Colbert wrote that the academic culture can have both positive and negative impacts. 

While the drive to appear academically perfect often discourages students from seeking accommodations, Colbert wrote that realizing that peers may be finishing assignments more quickly or absent less frequently may help a student to recognize their own need for accommodations. 

Lewis told the News that students have a tendency to pile too many things on in the midst of academics, extracurricular life and social life.
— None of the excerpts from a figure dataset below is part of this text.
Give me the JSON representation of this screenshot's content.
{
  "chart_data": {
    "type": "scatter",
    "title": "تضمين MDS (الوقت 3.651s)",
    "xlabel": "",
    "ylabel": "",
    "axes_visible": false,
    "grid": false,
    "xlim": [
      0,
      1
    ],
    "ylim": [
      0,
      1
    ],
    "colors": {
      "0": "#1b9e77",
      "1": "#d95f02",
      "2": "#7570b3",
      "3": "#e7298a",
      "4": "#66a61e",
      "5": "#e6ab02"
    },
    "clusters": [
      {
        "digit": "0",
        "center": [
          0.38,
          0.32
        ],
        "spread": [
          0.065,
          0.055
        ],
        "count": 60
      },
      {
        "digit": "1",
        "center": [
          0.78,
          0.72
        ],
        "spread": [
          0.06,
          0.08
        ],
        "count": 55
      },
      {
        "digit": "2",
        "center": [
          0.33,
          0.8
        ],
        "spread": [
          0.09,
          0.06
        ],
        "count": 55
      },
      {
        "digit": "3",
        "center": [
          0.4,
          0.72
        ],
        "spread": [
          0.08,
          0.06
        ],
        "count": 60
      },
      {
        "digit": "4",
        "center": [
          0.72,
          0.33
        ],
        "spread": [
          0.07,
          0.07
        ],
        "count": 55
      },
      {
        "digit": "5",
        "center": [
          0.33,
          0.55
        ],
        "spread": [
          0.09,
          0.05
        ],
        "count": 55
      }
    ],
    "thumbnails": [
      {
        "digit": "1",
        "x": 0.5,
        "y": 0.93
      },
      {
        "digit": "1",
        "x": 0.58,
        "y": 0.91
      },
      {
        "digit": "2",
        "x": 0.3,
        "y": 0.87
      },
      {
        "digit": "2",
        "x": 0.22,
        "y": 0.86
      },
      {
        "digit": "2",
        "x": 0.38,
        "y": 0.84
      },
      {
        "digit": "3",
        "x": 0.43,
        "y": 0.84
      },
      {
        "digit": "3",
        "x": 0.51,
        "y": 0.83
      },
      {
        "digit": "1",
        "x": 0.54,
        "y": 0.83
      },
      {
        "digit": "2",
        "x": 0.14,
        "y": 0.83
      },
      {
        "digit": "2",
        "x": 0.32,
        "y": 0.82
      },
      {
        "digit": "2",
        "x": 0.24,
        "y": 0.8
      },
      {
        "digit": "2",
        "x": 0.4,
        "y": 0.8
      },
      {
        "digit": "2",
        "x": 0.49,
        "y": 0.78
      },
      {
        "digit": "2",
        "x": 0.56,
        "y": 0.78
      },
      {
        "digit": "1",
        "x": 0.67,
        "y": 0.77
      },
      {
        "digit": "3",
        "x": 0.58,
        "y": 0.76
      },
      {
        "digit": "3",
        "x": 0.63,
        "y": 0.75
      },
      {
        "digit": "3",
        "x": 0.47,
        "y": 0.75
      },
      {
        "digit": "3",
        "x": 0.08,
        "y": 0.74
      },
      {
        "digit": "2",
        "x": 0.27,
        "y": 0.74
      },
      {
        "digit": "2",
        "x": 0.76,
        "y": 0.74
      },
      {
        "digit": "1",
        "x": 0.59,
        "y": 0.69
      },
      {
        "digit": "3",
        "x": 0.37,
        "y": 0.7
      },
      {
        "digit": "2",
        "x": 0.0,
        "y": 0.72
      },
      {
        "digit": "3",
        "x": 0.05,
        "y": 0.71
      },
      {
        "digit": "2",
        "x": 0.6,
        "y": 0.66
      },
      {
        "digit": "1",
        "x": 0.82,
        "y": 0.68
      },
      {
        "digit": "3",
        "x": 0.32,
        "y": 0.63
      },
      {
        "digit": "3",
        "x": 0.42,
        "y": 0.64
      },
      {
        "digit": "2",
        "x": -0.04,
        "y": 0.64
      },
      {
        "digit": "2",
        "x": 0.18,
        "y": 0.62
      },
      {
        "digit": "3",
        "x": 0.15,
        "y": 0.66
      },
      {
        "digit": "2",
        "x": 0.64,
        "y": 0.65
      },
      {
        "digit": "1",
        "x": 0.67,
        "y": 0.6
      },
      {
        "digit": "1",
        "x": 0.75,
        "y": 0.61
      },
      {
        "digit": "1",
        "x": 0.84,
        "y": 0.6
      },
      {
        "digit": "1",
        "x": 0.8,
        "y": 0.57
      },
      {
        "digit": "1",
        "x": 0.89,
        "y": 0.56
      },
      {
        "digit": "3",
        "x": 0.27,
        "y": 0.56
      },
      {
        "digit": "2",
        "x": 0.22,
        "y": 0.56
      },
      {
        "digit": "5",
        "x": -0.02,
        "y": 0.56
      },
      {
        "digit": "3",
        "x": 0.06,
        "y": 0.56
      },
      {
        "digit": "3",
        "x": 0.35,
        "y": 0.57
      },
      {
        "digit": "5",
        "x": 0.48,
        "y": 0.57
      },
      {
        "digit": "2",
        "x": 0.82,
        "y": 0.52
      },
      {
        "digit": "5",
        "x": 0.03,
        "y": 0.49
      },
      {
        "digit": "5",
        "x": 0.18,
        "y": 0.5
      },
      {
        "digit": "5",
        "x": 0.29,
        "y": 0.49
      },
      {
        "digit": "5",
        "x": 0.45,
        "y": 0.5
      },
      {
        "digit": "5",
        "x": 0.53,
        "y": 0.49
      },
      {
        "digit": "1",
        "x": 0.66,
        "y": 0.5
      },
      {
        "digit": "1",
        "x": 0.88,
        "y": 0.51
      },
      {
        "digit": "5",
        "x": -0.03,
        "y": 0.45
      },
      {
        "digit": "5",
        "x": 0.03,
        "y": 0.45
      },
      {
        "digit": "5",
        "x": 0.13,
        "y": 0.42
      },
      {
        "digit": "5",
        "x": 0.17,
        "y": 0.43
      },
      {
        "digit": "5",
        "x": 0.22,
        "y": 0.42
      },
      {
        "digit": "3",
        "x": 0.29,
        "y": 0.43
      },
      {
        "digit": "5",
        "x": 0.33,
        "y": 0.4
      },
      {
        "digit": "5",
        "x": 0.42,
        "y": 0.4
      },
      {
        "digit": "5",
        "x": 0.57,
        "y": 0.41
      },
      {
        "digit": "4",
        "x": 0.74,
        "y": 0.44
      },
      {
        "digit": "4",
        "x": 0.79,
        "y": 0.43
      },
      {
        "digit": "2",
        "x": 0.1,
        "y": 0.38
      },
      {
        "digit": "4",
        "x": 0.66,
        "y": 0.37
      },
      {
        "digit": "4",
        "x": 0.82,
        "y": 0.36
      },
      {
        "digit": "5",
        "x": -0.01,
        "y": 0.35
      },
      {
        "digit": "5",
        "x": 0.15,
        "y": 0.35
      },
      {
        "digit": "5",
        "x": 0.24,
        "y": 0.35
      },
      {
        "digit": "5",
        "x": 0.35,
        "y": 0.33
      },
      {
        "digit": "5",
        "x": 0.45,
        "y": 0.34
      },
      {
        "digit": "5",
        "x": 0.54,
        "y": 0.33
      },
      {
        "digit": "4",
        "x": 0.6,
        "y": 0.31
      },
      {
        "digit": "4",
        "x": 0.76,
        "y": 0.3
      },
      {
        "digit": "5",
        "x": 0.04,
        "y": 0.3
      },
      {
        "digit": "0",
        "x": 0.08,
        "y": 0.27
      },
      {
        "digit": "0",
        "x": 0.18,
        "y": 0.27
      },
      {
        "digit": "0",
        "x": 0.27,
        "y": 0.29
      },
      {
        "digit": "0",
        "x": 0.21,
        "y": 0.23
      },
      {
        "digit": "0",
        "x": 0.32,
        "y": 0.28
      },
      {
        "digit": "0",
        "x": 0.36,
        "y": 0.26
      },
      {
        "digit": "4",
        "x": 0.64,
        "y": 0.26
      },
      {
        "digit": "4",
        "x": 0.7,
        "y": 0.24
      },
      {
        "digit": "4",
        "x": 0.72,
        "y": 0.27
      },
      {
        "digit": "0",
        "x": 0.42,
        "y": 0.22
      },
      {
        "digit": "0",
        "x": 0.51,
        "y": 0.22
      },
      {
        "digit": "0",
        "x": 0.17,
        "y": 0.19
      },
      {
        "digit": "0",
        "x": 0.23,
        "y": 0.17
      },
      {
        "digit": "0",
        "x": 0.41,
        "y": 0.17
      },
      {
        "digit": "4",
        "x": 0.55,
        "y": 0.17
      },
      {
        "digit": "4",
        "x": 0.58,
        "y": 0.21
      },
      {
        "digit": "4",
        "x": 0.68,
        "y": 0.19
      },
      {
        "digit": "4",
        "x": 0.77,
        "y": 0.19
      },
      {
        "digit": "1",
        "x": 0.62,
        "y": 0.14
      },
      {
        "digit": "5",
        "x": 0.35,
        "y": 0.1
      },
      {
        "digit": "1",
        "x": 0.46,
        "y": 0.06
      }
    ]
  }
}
He said he aims to advise students to consistently check in with themselves and always ask for academic support when needed. 

“We try to be appropriately accommodating to people with any kind of illness or family situation, but at the same time, you want to have deadlines and clear deadlines, because, in terms of management of your health and well being, having clarity is sometimes as important as having flexibility,” Lewis said.

While Colbert acknowledged that the pressure to do the most may cause students to push through disability-related barriers, he said that the Yale population has become much more receptive to concepts of accessibility and equality in recent years, citing the growth of affinity groups and accessibility-focused events. 

“Stigma still exists, but from what we see, students are more engaged in advocacy and awareness than

in previous years,” Colbert wrote. “That helps to minimize the academic and social impacts on the decision to seek accommodations.”

Finding community 

When Bender came to Yale in 2015, there was little structure or support for students with disabilities. However, Bender met someone who also had ulcerative colitis, with whom she later became pen pals. Later, Bender, along with Benjamin Nadolsky ’18 and Matthew Smith ’18, founded DEFY. 

“DEFY came from a desire to have a social and advocacy space for students with disabilities and the idea of disability as a culture and an identity,” Bender said. 

Bender said she views the founding of DEFY as a matter of inevitability as the wider culture at Yale had already begun to shift towards being more cognisant of those with disabilities. 

Since the founding of DEFY, both Bender and Lara Midkiff noted the increasingly supportive climate on campus. For example, the number of staff at SAS has increased, and DEFY and SAS have instituted their own peer mentor programs.